A41E-3087:
Internal boundary layer devleopment over a salt pan: Measured and modelled dust emissions

Thursday, 18 December 2014
James King1, Giles Wiggs2, Karsten Haustein2, Frank D Eckardt3, David S G Thomas2 and Richard Washington2, (1)Indiana University Bloomington, Bloomington, IN, United States, (2)University of Oxford, Oxford, United Kingdom, (3)University of Cape Town, Cape Town, South Africa
Abstract:
A key component of a dust emission scheme is the threshold for sediment transport, which is a function of soil size distribution, soil moisture, air and soil particle density, and surface roughness. For a particular region or landform that is not vegetated the variable that controls the transport threshold the most is soil moisture. This is because it is assumed that the other components vary little (air and soil particle densities) or are kept constant (soil size distribution and surface roughness). This puts the emphasis very heavily on soil moisture and wind stress as the key drivers of dust emission for specific landforms and dust emission schemes. Dust emission measurements were undertaken in 2011 on Sua Pan in Botswana, a large, flat, unvegetated salt pan, as part of the Dust Observation for Models (DO4 Models) campaign.
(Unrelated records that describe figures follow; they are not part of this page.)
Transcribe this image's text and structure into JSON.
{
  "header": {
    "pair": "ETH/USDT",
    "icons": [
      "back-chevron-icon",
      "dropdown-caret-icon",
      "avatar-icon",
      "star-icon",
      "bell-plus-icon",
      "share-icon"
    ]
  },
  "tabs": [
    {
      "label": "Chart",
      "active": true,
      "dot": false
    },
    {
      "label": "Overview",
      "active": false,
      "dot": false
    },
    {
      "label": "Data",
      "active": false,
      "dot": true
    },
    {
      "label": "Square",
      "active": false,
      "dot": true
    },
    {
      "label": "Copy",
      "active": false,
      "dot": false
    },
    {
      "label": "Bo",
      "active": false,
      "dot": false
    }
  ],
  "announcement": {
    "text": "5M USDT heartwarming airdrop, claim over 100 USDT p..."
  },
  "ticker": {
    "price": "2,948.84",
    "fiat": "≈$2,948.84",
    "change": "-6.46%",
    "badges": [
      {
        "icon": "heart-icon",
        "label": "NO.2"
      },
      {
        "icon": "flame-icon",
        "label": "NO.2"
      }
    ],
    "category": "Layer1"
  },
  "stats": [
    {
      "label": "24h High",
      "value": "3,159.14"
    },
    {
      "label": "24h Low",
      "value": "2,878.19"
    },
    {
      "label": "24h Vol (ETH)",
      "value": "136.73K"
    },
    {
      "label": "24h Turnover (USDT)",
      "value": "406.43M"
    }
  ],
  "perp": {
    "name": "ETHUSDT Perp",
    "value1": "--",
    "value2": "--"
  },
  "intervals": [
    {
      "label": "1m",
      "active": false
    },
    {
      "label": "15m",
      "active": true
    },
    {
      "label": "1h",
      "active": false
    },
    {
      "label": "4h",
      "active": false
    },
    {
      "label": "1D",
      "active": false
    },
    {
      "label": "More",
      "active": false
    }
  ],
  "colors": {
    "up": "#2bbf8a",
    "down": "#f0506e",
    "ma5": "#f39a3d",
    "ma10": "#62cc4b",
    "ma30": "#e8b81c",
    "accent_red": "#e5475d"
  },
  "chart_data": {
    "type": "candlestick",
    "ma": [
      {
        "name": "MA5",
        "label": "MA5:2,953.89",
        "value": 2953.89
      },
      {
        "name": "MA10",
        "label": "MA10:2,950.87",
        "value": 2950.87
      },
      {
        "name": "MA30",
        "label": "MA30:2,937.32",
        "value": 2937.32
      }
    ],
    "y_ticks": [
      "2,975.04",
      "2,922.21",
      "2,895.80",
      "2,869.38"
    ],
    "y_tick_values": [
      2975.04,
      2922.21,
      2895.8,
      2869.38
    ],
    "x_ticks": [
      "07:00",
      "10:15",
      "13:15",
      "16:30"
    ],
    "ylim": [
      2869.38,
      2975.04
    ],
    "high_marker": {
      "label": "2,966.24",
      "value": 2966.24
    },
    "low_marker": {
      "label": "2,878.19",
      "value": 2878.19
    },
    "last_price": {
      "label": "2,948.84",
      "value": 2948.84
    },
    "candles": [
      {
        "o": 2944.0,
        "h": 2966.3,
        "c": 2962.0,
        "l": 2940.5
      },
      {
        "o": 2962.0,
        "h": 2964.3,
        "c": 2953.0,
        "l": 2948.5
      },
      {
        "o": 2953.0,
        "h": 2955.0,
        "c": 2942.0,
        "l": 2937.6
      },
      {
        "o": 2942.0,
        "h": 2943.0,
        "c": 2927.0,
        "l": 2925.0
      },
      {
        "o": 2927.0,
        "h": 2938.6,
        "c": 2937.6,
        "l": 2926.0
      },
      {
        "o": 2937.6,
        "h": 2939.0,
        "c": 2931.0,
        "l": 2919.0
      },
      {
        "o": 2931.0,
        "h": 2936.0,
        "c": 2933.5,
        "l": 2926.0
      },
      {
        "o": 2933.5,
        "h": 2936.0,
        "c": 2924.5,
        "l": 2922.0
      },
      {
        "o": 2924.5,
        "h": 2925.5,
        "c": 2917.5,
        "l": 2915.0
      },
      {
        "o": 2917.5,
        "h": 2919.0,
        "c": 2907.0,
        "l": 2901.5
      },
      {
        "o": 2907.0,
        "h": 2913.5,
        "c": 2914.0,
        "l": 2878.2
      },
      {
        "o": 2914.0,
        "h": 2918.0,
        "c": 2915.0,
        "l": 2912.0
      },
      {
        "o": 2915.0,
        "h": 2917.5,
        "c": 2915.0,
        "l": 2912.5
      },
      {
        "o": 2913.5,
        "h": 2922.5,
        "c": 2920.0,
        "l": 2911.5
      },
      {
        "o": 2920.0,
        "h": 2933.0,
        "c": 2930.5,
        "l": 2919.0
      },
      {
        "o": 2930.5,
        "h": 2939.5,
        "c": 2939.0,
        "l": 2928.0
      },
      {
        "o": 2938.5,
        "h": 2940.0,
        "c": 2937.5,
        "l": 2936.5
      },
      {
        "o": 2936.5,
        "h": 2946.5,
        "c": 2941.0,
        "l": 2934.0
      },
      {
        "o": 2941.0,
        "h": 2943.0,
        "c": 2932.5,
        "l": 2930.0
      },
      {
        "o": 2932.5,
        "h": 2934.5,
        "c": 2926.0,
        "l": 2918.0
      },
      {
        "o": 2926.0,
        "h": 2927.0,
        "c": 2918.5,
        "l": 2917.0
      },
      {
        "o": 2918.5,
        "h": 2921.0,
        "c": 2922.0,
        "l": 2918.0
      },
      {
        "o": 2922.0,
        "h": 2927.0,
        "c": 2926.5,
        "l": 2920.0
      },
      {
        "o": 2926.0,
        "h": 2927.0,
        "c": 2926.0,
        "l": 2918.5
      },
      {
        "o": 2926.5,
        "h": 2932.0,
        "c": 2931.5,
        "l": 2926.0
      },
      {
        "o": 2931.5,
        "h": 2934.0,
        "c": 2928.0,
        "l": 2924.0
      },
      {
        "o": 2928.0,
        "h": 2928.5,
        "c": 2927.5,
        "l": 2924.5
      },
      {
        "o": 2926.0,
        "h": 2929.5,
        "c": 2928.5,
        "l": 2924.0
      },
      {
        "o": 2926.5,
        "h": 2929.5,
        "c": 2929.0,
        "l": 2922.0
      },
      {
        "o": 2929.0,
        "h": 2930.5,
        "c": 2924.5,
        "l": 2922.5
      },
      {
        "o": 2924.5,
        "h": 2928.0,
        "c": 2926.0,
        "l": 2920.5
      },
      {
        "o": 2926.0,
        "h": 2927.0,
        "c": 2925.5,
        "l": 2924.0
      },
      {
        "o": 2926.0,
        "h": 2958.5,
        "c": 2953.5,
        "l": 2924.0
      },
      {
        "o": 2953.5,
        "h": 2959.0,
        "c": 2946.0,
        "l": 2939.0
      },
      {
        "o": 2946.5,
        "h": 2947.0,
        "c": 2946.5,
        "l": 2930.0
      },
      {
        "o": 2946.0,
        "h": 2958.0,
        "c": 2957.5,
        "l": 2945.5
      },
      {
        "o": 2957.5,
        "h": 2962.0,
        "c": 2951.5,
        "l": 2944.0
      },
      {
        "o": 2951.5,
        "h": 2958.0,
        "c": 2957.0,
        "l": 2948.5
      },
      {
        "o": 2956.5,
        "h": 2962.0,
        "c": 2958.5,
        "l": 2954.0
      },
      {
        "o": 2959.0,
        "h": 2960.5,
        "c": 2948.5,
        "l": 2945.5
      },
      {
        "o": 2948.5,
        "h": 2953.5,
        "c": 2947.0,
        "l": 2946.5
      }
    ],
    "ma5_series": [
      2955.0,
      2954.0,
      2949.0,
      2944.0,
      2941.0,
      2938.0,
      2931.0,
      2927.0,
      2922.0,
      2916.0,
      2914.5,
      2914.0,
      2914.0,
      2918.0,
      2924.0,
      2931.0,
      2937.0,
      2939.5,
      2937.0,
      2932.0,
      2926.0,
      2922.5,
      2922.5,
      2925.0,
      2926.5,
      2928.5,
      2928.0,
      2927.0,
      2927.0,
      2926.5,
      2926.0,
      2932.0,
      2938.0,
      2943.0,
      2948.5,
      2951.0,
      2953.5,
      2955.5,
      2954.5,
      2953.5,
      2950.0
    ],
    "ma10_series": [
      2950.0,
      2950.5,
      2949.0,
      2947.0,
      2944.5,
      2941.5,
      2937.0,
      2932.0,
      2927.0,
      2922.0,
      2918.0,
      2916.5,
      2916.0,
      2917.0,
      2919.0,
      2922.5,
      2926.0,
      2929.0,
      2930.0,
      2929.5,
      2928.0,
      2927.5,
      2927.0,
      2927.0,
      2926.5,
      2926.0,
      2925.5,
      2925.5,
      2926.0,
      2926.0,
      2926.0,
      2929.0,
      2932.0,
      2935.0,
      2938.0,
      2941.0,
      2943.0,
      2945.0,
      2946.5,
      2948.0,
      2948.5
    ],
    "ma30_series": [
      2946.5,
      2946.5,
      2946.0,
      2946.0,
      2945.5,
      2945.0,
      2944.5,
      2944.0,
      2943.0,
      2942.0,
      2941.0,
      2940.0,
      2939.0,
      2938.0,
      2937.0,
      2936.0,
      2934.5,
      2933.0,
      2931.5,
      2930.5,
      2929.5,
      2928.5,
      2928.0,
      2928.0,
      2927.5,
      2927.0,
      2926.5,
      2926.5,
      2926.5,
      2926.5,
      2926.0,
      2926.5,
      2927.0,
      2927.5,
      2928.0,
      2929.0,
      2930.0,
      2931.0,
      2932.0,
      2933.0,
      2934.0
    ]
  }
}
The observations consisted of 11 climate stations placed within a 144 km2. Out of the measured and calculated erodibility parameters responsible for predicting transport threshold within current schemes, surface soil moisture and aerodynamic roughness length varied the most over the duration of the project and spatially across the pan. In 2011, the pan was drying from extensive flooding and rainfall in the previous wet season. Within the dry winter season months of June through September the dominantly eastern winds dried the pan developing a directional increase in aerodynamic roughness length over time. This cumulated in a region of maximum roughness length with the highest potential for dust emissions. In some cases, the aerodynamic roughness length of the bare soil increased by three orders of magnitude within the three month period. This increase in roughness almost doubles the modelled threshold shear velocity required for this surface to be emissive. The temporal and spatial variability of the calculated transport threshold is explored with observed data and compared with the modelled transport threshold for this region for the campaign duration. These results suggest that for dry saline lakes and other evaporite and unvegetated emissive surfaces the surface roughness changes dramatically from season to season and can have a direct effect on the soil surface emissivity. In conclusion, more research is needed to resolve the variation in spatial and temporal dust production within these landform.